More and more software applications are being developed and deployed in communications networks to conduct business and other activities. These “network applications” are typically installed on some form of computing hardware connected to a network, such as application servers on the Internet. Such application servers provide a platform for deploying, executing, and managing sessions with the applications throughout the applications' life cycles. Once deployed, users can initiate client-server sessions with the applications whereby the users and applications communicate over the network to conduct some type of activity offered by the application.
Often, such activities are performed in the context of conducting some type of business between the users and the applications' owners. An application owner will be referred to herein simply as a “business.” The types of business activities that can be conducted between users (whether human or other applications) and network applications are practically limitless. Network applications can be developed to perform a few relatively simple business activities or many very complex, multi-threaded business activities. Application users may be internal to a business, such as employees using an enterprise application, or external to the business, such as a customer or a partner of a business.

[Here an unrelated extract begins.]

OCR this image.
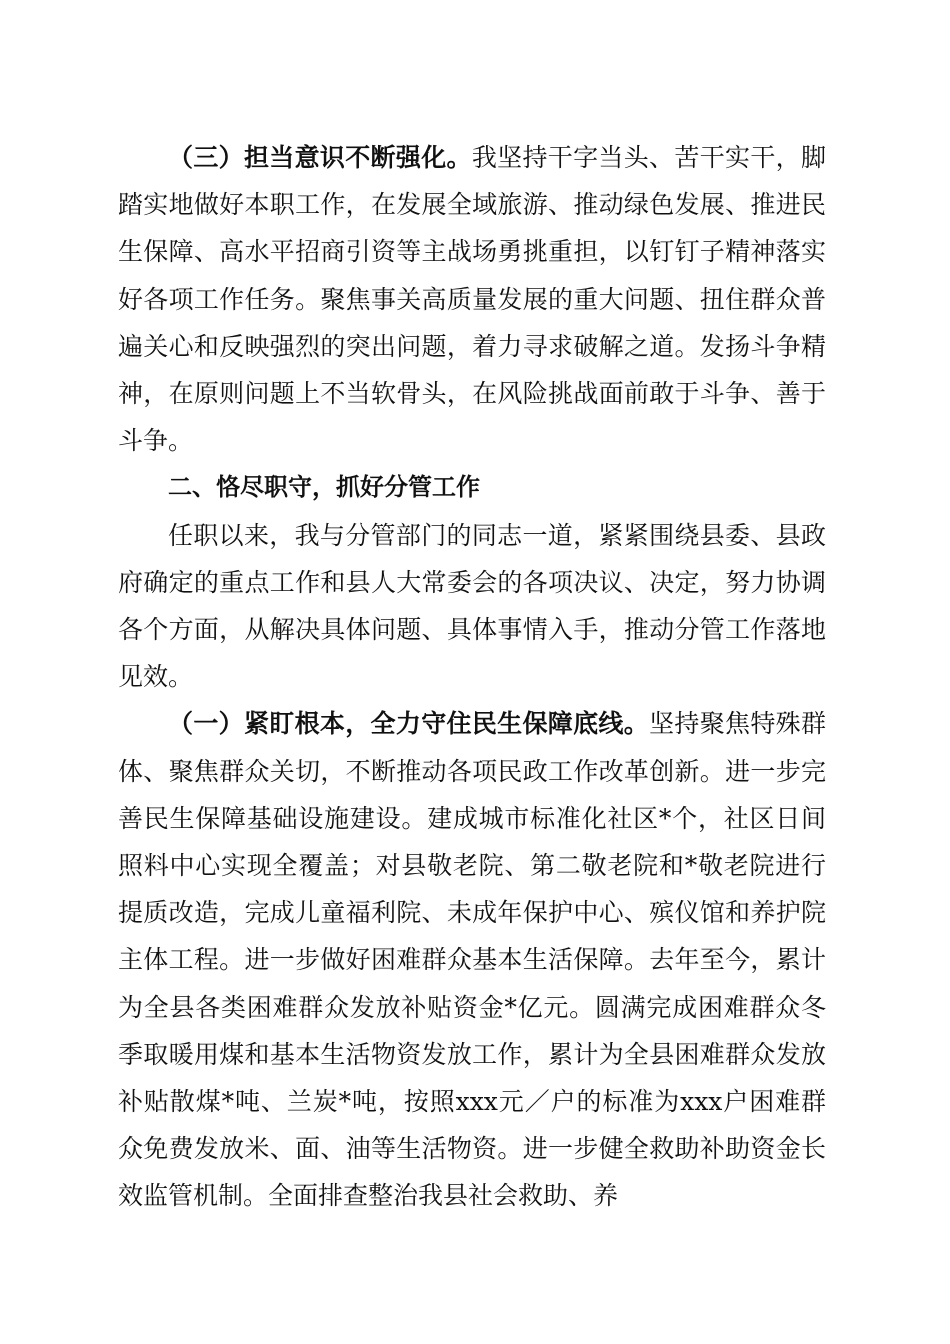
（三）担当意识不断强化。我坚持干字当头、苦干实干，脚踏实地做好本职工作，在发展全域旅游、推动绿色发展、推进民生保障、高水平招商引资等主战场勇挑重担，以钉钉子精神落实好各项工作任务。聚焦事关高质量发展的重大问题、扭住群众普遍关心和反映强烈的突出问题，着力寻求破解之道。发扬斗争精神，在原则问题上不当软骨头，在风险挑战面前敢于斗争、善于斗争。

二、恪尽职守，抓好分管工作

任职以来，我与分管部门的同志一道，紧紧围绕县委、县政府确定的重点工作和县人大常委会的各项决议、决定，努力协调各个方面，从解决具体问题、具体事情入手，推动分管工作落地见效。

（一）紧盯根本，全力守住民生保障底线。坚持聚焦特殊群体、聚焦群众关切，不断推动各项民政工作改革创新。进一步完善民生保障基础设施建设。建成城市标准化社区*个，社区日间照料中心实现全覆盖；对县敬老院、第二敬老院和*敬老院进行提质改造，完成儿童福利院、未成年保护中心、殡仪馆和养护院主体工程。进一步做好困难群众基本生活保障。去年至今，累计为全县各类困难群众发放补贴资金*亿元。圆满完成困难群众冬季取暖用煤和基本生活物资发放工作，累计为全县困难群众发放补贴散煤*吨、兰炭*吨，按照xxx元／户的标准为xxx户困难群众免费发放米、面、油等生活物资。进一步健全救助补助资金长效监管机制。全面排查整治我县社会救助、养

Regardless of the nature of the activity for which network applications are developed, the businesses deploying such applications are often concerned with many parameters associated with the activities being conducted via their applications. Such parameters may indicate information such as how, when, where and by whom their applications are being used, how their applications are performing, how the network infrastructure to which their applications are connected are performing, and the like. In light of the vast variations in network applications, in the types of business conducted via the applications, and in the types of activities performed with the applications, there is a widespread need for a tool for monitoring network applications.
Any approaches that may be described in this section are approaches that could be pursued, but not necessarily approaches that have been previously conceived or pursued. Therefore, unless otherwise indicated, it should not be assumed that any of the approaches described in this section qualify as prior art merely by virtue of their inclusion in this section.